In 1890, the quality of the medical services provided at the hospital began to improve markedly when, at the instigation of Cleveland mayor George Gardner, the Board of Health took first steps to begin ceding authority for hospital policy and procedure to a medical staff composed of a number of respected area physicians who were engaged in different fields of specialization. Among those early City Hospital physicians were Dr. George Crile, who would several decades later co-found the Cleveland Clinic, and Dr. Dudley Allen, who had married into the wealthy Severance family and became not only one of Cleveland's great surgeons, but also one of its great philanthropists.
As the twentieth century arrived, City Hospital was on a fast track to becoming one of the largest and best hospitals in the United States. The campus grew immensely during the first three decades of the century. In 1913, while a new multiple building complex was under construction, the hospital became affiliated with the medical school of Western Reserve University, further enhancing its professional standards.
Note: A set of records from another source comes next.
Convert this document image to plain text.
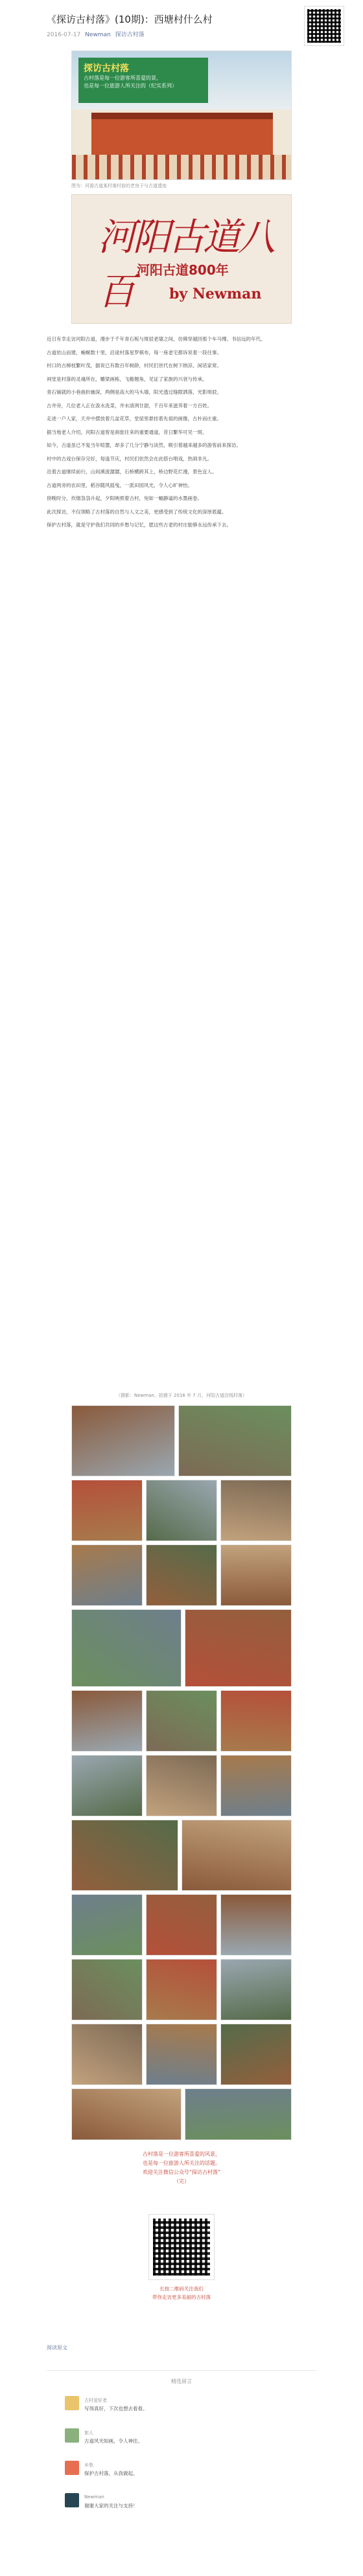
《探访古村落》(10期)：西塘村什么村
2016-07-17 Newman 探访古村落
探访古村落
古村落是每一位游客所喜爱的景，
也是每一位旅游人所关注的（纪实系列）
图为：河源古道某村落村前的老房子与古道遗迹
河阳古道八百 河阳古道800年
by Newman

近日有幸走访河阳古道，漫步于千年青石板与斑驳老墙之间，仿佛穿越回那个车马慢、书信远的年代。

古道依山而建，蜿蜒数十里，沿途村落星罗棋布，每一座老宅都诉说着一段往事。

村口的古樟枝繁叶茂，据说已有数百年树龄，村民们世代在树下纳凉、闲话家常。

祠堂是村落的灵魂所在，雕梁画栋，飞檐翘角，见证了家族的兴衰与传承。

青石铺就的小巷曲折幽深，两侧是高大的马头墙，阳光透过缝隙洒落，光影斑驳。

古井旁，几位老人正在汲水洗菜，井水清冽甘甜，千百年来滋养着一方百姓。

走进一户人家，天井中摆放着几盆花草，堂屋里悬挂着先祖的画像，古朴而庄重。

据当地老人介绍，河阳古道曾是商旅往来的重要通道，昔日繁华可见一斑。

如今，古道虽已不复当年喧嚣，却多了几分宁静与淡然，吸引着越来越多的游客前来探访。

村中的古戏台保存完好，每逢节庆，村民们依然会在此搭台唱戏，热闹非凡。

沿着古道继续前行，山间溪流潺潺，石桥横跨其上，桥边野花烂漫，景色宜人。

古道两旁的农田里，稻谷随风摇曳，一派田园风光，令人心旷神怡。

傍晚时分，炊烟袅袅升起，夕阳映照着古村，宛如一幅静谧的水墨画卷。

此次探访，不仅领略了古村落的自然与人文之美，更感受到了传统文化的深厚底蕴。

保护古村落，就是守护我们共同的乡愁与记忆，愿这些古老的村庄能够永远传承下去。

（摄影：Newman，拍摄于 2016 年 7 月，河阳古道沿线村落）
古村落是一位游客所喜爱的风景，
也是每一位旅游人所关注的话题。
欢迎关注微信公众号“探访古村落”
（完）
长按二维码关注我们
带你走访更多美丽的古村落
阅读原文
精选留言
古村爱好者
写得真好，下次也想去看看。
旅人
古道风光如画，令人神往。
乡愁
保护古村落，从我做起。
Newman
谢谢大家的关注与支持！
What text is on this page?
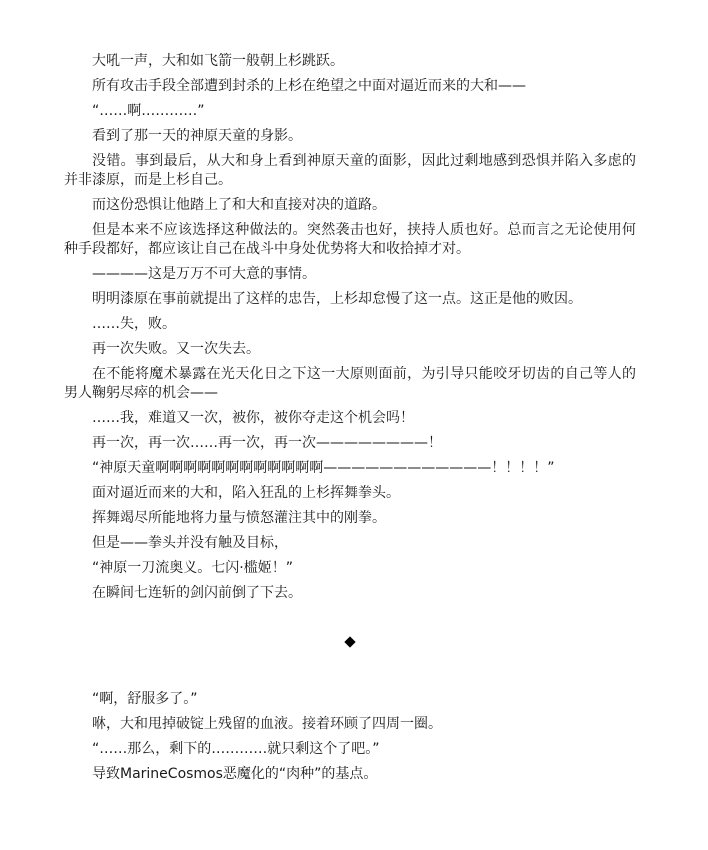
大吼一声，大和如飞箭一般朝上杉跳跃。

所有攻击手段全部遭到封杀的上杉在绝望之中面对逼近而来的大和——

“……啊…………”

看到了那一天的神原天童的身影。

没错。事到最后，从大和身上看到神原天童的面影，因此过剩地感到恐惧并陷入多虑的并非漆原，而是上杉自己。

而这份恐惧让他踏上了和大和直接对决的道路。

但是本来不应该选择这种做法的。突然袭击也好，挟持人质也好。总而言之无论使用何种手段都好，都应该让自己在战斗中身处优势将大和收拾掉才对。

————这是万万不可大意的事情。

明明漆原在事前就提出了这样的忠告，上杉却怠慢了这一点。这正是他的败因。

……失，败。

再一次失败。又一次失去。

在不能将魔术暴露在光天化日之下这一大原则面前，为引导只能咬牙切齿的自己等人的男人鞠躬尽瘁的机会——

……我，难道又一次，被你，被你夺走这个机会吗！

再一次，再一次……再一次，再一次————————！

“神原天童啊啊啊啊啊啊啊啊啊啊啊啊————————————！！！！”

面对逼近而来的大和，陷入狂乱的上杉挥舞拳头。

挥舞竭尽所能地将力量与愤怒灌注其中的刚拳。

但是——拳头并没有触及目标，

“神原一刀流奥义。七闪·槛姬！”

在瞬间七连斩的剑闪前倒了下去。

“啊，舒服多了。”

咻，大和甩掉破锭上残留的血液。接着环顾了四周一圈。

“……那么，剩下的…………就只剩这个了吧。”

导致MarineCosmos恶魔化的“肉种”的基点。
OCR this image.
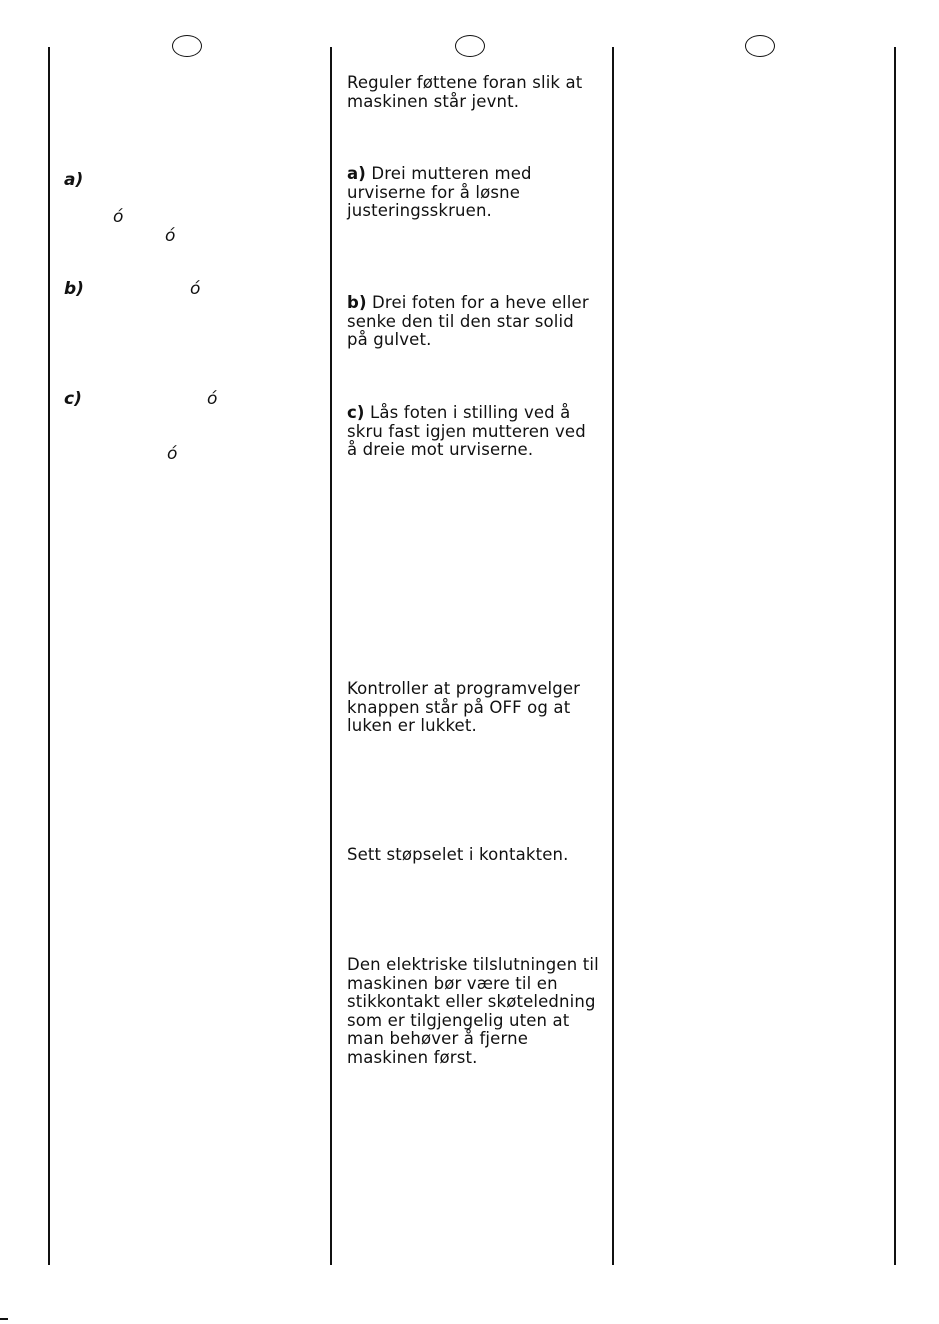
a)
ó
ó
b)	ó
c)	ó
ó
Reguler føttene foran slik at
maskinen står jevnt.
a) Drei mutteren med
urviserne for å løsne
justeringsskruen.
b) Drei foten for a heve eller
senke den til den star solid
på gulvet.
c) Lås foten i stilling ved å
skru fast igjen mutteren ved
å dreie mot urviserne.
Kontroller at programvelger
knappen står på OFF og at
luken er lukket.
Sett støpselet i kontakten.
Den elektriske tilslutningen til
maskinen bør være til en
stikkontakt eller skøteledning
som er tilgjengelig uten at
man behøver å fjerne
maskinen først.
By 1937, which marked the one hundredth anniversary of its founding, City Hospital was the country's sixth largest hospital, with sixteen hospital buildings and 1,650 beds on the Scranton Road campus. It had come a very long way from its beginnings in the city's poorhouse located on the grounds of Erie Street Cemetery.
Images
Built during the 1902 smallpox epidemic as a "pest house," this City Hospital building was located on the east side of the campus a distance from the rear of the buildings fronting on Scranton Road. In 1903, it became a facility for the treatment of tuberculosis, reputedly the first such separate hospital facility in the United States for the treatment of this disease. The above undated photo of the building appeared in the 1909 Cleveland Annual Report. Image courtesy of Cleveland Public Library, Administrative Library Branch.